Kemudiqn hakim ketua mengetukkan palunya menutup sidang setelah sebelumnya membuat kesepakatan sidang kembali pada 11 Juni 2016.

Alexius Tantrajaya sendiri terlihat kecewa atas penundaan sidang itu. "Hari ini hanya tiga kuasa Tergugat yang hadir. Tergugat lainnya tidak ada kabar. Jadi sidang ditunda lagi," kata Alexius Tantrajaya.


Seperti berita sebelumnya, advokat senior Alexius Tantrajaya, SH, MHum menggugat Presiden RI dan Sembilan Lembaga Negara di Pengadilan Negeri Jakarta Pusat (PN Jakpus), karena merasa progesinya dilecehkan.


Alexius Tantrajaya mengajukan gugatan terhadap Tergugat I sampai Tergugat X melakukan perbuatan melawan hukum (PMH) terhadap, Penggugat Alexius Tantrajaya. Selain itu mengajukan ganti rugi sebesar Rp 1,1 miliar secara tanggung renteng terhadap para Tergugat.


Adapun yang digugat Alexius: Pemerintah Indonesia (presiden), Ketua DPR, Ketua KPK, Ketua Kompolnas,  Ketua Komnas HAM, Jaksa Agung, Kapolri, Kepala Inspektur Pengawasan Umum Kepolisian RI, Kepala Badan Reserse Kriminal Kepolisian RI, Kepala Devisi Profesi dan Pengamanan Kepolisian RI, dan Ketua Ombudsman selaku turut tergugat.


“Saya gugat ganti rugi sebesar Rp 1,1 miliar, baik sendiri-sendiri maupun patungan (tanggung renteng), harus dibayar tunai, nggak dicicil," kata Alexius kepada wartawan di gedung PN Jakpus, belum lama ini.

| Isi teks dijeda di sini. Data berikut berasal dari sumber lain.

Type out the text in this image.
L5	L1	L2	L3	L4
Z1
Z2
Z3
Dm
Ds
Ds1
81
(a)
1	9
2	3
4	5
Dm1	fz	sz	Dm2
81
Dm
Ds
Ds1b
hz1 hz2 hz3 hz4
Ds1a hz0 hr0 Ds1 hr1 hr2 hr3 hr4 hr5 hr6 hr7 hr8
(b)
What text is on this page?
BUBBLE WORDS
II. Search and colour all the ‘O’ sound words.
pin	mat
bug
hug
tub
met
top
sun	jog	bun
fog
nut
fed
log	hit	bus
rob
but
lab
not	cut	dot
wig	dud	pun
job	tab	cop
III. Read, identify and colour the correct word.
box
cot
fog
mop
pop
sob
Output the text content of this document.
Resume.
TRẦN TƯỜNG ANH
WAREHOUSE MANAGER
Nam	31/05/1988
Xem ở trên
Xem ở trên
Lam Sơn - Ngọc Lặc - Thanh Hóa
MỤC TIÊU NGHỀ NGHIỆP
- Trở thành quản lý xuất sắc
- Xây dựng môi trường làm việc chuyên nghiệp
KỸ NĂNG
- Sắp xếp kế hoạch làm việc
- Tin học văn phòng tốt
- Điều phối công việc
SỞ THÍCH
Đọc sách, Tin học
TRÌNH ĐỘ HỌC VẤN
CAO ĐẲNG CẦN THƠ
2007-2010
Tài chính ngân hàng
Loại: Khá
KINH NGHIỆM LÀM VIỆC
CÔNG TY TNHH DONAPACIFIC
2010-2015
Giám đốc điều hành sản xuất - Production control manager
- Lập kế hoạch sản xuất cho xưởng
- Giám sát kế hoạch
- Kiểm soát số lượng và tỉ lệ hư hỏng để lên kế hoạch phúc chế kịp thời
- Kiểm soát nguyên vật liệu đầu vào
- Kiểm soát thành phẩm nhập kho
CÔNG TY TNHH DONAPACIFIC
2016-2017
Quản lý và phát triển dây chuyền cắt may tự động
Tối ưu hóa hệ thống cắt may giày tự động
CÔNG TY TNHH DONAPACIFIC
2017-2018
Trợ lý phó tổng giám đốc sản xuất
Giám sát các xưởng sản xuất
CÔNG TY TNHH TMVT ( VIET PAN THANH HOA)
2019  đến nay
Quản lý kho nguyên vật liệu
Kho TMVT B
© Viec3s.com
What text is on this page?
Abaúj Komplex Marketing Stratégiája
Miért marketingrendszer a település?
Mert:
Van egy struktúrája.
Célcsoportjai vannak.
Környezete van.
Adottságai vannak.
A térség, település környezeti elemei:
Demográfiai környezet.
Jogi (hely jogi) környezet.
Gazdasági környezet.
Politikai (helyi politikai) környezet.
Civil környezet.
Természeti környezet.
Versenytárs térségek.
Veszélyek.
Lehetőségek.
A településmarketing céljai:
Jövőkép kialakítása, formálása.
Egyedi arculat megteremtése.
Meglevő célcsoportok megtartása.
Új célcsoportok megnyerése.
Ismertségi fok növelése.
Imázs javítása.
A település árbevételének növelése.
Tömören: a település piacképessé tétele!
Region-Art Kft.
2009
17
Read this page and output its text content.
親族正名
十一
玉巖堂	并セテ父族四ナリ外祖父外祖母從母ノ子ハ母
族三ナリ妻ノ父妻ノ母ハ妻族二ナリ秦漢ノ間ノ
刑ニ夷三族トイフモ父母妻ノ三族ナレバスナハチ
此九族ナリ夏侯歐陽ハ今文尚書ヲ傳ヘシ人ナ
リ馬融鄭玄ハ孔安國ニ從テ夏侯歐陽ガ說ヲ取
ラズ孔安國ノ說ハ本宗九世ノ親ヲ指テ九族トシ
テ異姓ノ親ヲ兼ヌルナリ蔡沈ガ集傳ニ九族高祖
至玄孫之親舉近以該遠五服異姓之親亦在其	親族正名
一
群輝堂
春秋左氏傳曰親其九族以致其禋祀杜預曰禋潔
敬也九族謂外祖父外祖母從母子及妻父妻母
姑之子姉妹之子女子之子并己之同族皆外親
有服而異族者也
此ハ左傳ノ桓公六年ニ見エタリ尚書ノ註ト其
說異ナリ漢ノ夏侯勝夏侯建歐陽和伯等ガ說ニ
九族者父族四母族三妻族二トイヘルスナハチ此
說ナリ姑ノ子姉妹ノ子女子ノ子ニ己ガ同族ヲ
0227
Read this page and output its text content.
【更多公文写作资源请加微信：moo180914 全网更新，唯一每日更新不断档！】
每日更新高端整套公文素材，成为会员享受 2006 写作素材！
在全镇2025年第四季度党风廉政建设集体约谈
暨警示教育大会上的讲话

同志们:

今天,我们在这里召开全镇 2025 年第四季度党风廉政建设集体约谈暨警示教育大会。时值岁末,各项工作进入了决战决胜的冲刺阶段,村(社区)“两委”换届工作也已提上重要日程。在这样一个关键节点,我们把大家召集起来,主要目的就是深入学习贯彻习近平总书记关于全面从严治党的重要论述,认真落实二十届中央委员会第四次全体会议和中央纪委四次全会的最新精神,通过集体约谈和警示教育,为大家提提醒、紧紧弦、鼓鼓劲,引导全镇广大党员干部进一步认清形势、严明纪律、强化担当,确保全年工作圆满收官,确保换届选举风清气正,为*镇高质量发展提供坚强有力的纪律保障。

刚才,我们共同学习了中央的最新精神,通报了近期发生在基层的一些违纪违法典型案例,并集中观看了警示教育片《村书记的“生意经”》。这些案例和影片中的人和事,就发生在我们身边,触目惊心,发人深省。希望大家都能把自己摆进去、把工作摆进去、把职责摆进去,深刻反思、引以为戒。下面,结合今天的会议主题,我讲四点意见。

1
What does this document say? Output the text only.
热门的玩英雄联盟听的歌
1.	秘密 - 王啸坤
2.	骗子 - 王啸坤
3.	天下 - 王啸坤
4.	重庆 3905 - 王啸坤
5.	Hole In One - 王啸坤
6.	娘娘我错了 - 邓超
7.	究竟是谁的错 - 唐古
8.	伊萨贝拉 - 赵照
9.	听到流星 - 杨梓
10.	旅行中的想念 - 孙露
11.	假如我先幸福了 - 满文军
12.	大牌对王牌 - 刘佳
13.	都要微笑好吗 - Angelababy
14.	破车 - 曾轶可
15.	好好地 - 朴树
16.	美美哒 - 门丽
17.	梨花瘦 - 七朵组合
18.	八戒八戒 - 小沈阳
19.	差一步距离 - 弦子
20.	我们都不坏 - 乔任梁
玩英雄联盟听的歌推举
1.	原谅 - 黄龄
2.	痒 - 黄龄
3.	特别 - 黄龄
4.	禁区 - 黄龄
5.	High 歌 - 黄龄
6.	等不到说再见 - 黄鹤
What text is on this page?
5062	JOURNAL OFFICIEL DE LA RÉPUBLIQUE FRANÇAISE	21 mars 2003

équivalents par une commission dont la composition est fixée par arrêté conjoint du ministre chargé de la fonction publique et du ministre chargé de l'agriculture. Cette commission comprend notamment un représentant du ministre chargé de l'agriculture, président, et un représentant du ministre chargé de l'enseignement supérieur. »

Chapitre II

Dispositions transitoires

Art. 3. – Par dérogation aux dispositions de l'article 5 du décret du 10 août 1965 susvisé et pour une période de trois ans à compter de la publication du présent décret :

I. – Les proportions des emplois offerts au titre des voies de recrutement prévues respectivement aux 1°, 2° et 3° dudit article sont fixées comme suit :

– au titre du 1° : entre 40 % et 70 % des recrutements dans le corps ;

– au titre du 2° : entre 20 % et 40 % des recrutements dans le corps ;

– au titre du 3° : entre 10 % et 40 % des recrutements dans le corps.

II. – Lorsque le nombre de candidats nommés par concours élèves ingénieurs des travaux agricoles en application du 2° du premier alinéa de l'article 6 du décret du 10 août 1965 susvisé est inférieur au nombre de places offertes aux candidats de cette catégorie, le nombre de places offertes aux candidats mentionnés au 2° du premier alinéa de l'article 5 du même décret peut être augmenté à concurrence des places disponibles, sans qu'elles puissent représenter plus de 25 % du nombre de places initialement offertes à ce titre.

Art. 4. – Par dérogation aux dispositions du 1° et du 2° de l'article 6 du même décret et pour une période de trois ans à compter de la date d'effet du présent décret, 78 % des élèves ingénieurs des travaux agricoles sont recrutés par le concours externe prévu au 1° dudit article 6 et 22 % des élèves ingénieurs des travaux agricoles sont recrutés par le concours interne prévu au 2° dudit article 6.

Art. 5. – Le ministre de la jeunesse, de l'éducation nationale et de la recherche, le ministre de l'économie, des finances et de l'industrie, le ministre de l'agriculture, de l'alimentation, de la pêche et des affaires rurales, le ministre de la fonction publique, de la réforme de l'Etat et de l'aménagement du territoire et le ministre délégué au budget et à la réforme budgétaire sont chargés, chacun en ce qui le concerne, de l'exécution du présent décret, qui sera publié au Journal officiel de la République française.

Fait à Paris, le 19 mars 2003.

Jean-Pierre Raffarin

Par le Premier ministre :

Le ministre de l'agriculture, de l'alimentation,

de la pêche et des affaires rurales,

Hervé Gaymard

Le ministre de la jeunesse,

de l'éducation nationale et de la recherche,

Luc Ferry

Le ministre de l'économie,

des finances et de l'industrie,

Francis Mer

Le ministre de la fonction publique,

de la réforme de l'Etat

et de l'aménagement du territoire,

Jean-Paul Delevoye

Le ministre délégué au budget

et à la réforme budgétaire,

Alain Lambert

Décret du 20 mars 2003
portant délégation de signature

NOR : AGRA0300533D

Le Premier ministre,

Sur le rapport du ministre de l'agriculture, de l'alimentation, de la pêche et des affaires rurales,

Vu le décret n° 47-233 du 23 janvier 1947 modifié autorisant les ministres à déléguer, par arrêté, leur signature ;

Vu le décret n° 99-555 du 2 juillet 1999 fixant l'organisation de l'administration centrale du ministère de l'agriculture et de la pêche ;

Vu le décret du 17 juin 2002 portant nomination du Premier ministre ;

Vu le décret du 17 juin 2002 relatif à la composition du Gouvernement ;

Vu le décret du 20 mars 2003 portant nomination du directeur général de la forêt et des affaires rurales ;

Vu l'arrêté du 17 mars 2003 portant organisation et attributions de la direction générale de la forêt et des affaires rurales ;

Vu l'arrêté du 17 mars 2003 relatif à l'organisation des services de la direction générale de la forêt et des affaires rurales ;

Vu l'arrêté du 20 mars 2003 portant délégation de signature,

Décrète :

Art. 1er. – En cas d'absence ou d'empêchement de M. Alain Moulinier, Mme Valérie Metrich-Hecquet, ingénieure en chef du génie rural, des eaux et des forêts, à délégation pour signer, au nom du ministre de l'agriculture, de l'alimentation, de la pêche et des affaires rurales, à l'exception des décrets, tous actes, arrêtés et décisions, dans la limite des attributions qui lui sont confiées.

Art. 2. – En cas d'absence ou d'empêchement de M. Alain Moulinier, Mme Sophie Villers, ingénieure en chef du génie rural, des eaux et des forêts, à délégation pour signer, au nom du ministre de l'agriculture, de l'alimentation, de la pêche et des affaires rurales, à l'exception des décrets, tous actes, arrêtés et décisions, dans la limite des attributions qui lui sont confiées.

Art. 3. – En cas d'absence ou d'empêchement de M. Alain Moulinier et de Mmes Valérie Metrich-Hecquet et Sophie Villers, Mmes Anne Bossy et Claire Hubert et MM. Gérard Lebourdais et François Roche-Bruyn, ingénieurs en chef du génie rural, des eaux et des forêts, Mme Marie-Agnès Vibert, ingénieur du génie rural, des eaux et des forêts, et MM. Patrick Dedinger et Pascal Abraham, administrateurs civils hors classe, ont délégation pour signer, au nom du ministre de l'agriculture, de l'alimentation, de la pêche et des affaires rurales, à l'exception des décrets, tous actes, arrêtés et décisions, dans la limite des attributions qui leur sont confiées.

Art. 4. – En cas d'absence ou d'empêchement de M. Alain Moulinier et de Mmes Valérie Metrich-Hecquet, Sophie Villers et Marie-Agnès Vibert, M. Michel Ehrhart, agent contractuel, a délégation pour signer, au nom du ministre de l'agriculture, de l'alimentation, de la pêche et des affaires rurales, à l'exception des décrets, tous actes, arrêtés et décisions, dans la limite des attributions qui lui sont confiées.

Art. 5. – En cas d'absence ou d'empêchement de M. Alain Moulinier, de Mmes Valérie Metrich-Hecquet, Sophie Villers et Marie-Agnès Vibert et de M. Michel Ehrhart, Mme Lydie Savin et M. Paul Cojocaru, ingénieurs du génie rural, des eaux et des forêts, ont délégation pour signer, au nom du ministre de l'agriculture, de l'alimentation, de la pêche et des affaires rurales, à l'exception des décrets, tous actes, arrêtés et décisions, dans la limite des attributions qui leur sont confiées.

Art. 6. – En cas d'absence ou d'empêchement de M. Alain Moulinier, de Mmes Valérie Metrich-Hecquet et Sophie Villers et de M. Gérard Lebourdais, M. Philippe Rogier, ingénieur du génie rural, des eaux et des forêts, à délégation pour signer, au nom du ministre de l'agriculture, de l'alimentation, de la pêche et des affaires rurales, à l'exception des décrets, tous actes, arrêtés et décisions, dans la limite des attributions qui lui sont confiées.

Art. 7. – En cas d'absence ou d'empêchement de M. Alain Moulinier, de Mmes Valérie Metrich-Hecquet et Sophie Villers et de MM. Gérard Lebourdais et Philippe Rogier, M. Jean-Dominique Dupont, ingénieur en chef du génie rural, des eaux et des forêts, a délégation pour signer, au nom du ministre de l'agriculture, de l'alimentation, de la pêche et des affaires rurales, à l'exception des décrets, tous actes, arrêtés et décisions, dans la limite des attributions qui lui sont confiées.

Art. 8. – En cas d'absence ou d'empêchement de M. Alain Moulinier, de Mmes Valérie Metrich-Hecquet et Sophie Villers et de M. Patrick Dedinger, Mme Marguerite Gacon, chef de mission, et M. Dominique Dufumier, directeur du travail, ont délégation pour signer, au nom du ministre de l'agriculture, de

Menurut dia, gugatan diajukan lantaran batas kesabarannya sudah habis. Sebagai advokat, dia merasa profesinya dilecehkan oleh para tergugat. “Saya menilai, mereka telah mengingkari sumpah dan janji sebagai penegak hukum,” katanya.



Para tergugat, lanjut Alexius, sebagai penegak hukum tidak dapat melaksanakan secara maksimal Pasal 1 ayat (3) jo Pasal 27 ayat (1) UUD 1945, yakni: “Negara Indonesia adalah negara hukum dan menjamin semua warga negara bersamaan kedudukannya di dalam hukum dan wajib menjunjung hukum dengan tidak ada kecualinya,” katanya menjelaskan isi pasal dimaksud.


Secara perundangan, lanjut Alexius, seharusnya para tergugat memberikan perlindungan hukum kepada kliennya, Ny. Maria Magdalena Andriati Hartono (Maria) dan kedua anaknya. Tapi nyatanya, hal itu tidak pernah dilakukan.


Surat permohonan perlindungan hukum yang diajukan kepada para tergugat, diabaikan selama rentang waktu 10 tahun lebih. Tepatnya Sejak tahun 2008 silam.


“Baik kepada presiden, kami juga berkirim surat kepada lembaga-lembaga pemerintah tersebut, yang intinya meminta perlindungan hukum terhadap Maria. Jangankan perlindungan, merespon surat kami saja tak pernah dilakukan. Di mana akhirnya, kasus klien kami menggantung. Padahal batas kadaluarsanya tinggal setahun lebih, di mana laporan pidana Maria akan hangus secara hukum,” papar Alexius.


Sebagai advokat, katanya, dia harus profesional, bertanggung jawab, serta memberikan perlindungan hukum kepada klien. Sebagaimana diatur dalam Pasal 5 ayat (1) jo Pasal 4 ayat (2) UU Advokat No. 18 Tahun 2003. 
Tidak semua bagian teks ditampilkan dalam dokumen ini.